What does this sort of rigidity mean when it comes to creativity? Can you be so iron-clad and expect your imagination to function just because you have put it on a regimen? Will the ink lie cold in the pen? Will the mind stay half-asleep?
Not if you insist. The muse can be put on a tight schedule. I have had to come up with ideas, on deadline for decades and, if anything, things flow more easily when you bear down on the brain. It’s not guaranteed but showing up is half the job. If I am focussed, resolved, and present, ideas will come.
I’d like to be more disciplined about my drawing. When I have an illustration assignment or a commitment to another like sketchcrawling, I can deliver. I just did it in Paris, crawling out in to the cold rainy dawn to draw. But it’s not as much fun as when I am suddenly inspired to pick up the pen. It feels like work. But maybe that’s because I am irregular in my early morning sessions. I mean, I could stagger over to the gym tomorrow at 7 am and bench press something but it would not be fun.

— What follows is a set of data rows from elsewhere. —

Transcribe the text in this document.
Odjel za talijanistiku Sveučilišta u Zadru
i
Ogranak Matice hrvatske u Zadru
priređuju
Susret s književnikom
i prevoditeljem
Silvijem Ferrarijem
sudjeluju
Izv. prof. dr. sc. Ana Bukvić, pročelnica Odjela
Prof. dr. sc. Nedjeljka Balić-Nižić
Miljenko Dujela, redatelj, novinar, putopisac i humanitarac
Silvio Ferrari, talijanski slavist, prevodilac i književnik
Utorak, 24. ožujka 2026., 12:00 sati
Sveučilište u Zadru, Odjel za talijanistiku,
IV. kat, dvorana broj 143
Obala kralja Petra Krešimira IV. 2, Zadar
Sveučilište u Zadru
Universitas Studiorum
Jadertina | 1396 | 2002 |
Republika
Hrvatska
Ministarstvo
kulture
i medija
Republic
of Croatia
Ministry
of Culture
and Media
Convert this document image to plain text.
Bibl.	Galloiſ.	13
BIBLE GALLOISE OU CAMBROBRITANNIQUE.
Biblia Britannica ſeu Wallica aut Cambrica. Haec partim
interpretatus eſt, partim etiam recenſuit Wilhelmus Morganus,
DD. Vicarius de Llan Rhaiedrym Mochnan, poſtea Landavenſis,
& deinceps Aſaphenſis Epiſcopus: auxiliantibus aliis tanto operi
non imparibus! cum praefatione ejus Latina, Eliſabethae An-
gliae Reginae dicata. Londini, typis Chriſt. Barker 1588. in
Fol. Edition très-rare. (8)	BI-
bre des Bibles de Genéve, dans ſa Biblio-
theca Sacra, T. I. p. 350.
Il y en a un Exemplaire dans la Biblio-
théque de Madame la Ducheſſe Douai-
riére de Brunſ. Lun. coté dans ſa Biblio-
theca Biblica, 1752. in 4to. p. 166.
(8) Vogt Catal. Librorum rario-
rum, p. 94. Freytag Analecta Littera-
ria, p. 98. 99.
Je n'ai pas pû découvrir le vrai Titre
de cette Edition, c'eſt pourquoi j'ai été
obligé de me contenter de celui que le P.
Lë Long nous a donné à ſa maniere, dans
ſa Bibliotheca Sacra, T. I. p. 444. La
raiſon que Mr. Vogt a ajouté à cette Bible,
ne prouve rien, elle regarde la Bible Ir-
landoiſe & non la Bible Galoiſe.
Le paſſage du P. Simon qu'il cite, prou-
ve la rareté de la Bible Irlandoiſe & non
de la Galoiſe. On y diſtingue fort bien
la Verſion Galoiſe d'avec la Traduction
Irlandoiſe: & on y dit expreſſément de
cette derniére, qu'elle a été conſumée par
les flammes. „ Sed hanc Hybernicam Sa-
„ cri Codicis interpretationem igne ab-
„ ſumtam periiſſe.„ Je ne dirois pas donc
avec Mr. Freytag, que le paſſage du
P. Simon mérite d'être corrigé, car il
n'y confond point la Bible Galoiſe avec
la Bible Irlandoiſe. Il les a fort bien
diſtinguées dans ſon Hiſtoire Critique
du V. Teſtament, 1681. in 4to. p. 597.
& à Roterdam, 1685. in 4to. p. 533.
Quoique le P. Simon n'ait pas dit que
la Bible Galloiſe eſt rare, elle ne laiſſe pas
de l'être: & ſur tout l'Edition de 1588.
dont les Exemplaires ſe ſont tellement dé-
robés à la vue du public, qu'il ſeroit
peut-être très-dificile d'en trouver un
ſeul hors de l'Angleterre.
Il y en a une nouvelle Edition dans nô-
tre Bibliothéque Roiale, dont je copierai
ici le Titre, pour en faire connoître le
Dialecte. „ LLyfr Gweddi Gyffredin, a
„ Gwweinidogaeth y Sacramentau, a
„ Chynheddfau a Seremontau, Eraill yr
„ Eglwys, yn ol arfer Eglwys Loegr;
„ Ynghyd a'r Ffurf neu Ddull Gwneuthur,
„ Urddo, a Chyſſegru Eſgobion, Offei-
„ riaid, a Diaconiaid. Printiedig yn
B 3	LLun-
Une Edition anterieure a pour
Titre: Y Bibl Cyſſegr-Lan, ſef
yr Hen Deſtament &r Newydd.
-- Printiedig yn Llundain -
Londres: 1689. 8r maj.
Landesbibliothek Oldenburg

My pal, Tom Kane, has a great habit. When he walks into his office each morning, he snaps on his computer, loads the NY Times homepage and draws something from one of the lead stories in a Moleskine reserved for the purpose. Each day, at least one drawing of a newsmaker. Only then does his work day begin. His book is full now, brimming with great caricatures and portraits, built one drawing at a time. His drawings muscles ripple. Of course, he does not stop there; he draws New York City most days, detailed pen and ink drawings that fill the page from corner to corner. Tom’s compulsive too. He cannot stop until every square inch of paper is covered and crosshatched. He tells me he doesn’t do it because he enjoys it; he does it because he has to. He’s got the habit.